Authors: Pantelis Vafidis, Aman Bhargava, Antonio Rangel.
Abstract:
Intelligent perception and interaction with the world hinges on internal representations that capture its underlying structure (“disentangled” or “abstract” representations). Disentangled representations serve as world models, isolating latent factors of variation in the world along orthogonal directions, thus facilitating feature-based generalization. We provide experimental and theoretical results guaranteeing the emergence of disentangled representations in agents that optimally solve multi-task evidence aggregation classification tasks, canonical in the cognitive neuroscience literature. The key conceptual finding is that, by producing accurate multi-task classification estimates, a system implicitly represents a set of coordinates specifying a disentangled representation of the underlying latent state of the data it receives.
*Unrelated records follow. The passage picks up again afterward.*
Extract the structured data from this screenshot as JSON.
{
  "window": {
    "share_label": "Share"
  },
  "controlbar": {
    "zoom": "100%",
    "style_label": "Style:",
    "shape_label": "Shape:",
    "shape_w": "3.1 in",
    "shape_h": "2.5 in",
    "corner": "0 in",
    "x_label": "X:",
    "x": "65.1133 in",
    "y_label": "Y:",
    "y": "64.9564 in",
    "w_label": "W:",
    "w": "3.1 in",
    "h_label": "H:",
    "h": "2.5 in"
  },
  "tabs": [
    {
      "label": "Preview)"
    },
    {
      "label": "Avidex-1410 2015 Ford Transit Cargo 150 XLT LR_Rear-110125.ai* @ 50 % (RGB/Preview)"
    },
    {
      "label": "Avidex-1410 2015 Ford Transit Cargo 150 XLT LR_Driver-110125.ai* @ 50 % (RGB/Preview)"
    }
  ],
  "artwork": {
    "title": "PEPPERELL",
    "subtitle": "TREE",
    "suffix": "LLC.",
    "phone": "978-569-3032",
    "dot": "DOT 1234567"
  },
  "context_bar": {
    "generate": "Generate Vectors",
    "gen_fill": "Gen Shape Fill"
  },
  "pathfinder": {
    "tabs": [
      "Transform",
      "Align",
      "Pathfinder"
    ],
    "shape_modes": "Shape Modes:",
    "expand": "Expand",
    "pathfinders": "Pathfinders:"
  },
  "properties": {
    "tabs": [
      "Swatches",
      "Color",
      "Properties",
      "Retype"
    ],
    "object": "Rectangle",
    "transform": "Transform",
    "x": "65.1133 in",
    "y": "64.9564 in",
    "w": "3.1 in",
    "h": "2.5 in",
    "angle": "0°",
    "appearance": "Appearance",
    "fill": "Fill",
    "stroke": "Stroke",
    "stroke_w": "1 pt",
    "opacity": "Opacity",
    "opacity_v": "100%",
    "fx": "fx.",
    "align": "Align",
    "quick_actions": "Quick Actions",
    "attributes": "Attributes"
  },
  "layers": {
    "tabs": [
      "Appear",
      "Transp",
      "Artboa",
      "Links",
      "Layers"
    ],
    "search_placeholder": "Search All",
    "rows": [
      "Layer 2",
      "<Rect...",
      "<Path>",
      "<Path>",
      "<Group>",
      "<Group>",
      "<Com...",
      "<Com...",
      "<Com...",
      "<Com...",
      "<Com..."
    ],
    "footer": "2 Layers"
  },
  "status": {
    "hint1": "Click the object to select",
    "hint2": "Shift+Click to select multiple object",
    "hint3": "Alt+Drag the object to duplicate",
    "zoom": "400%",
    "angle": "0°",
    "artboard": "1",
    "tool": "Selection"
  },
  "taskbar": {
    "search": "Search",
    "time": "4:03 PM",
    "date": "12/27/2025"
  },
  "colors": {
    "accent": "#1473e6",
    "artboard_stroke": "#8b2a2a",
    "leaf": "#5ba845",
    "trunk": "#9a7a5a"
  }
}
The theory provides conditions for the emergence of these representations in terms of noise, number of tasks, and evidence aggregation time. We experimentally validate these predictions in RNNs trained on multi-task classification, which learn disentangled representations in the form of continuous attractors, leading to zero-shot out-of-distribution (OOD) generalization in predicting latent factors. We demonstrate the robustness of our framework across autoregressive architectures, decision boundary geometries and in tasks requiring classification confidence estimation. We find that transformers are particularly suited for disentangling representations, which might explain their unique world understanding abilities. Overall, our framework puts forth parallel processing as a general principle for the formation of cognitive maps that capture the structure of the world in both biological and artificial systems, and helps explain why ANNs often arrive at human-interpretable concepts, and how they both may acquire exceptional zero-shot generalization capabilities.
If correct, this looks like an important theoretical advance in understanding why and under what conditions neural nets can generalize outside their training distribution.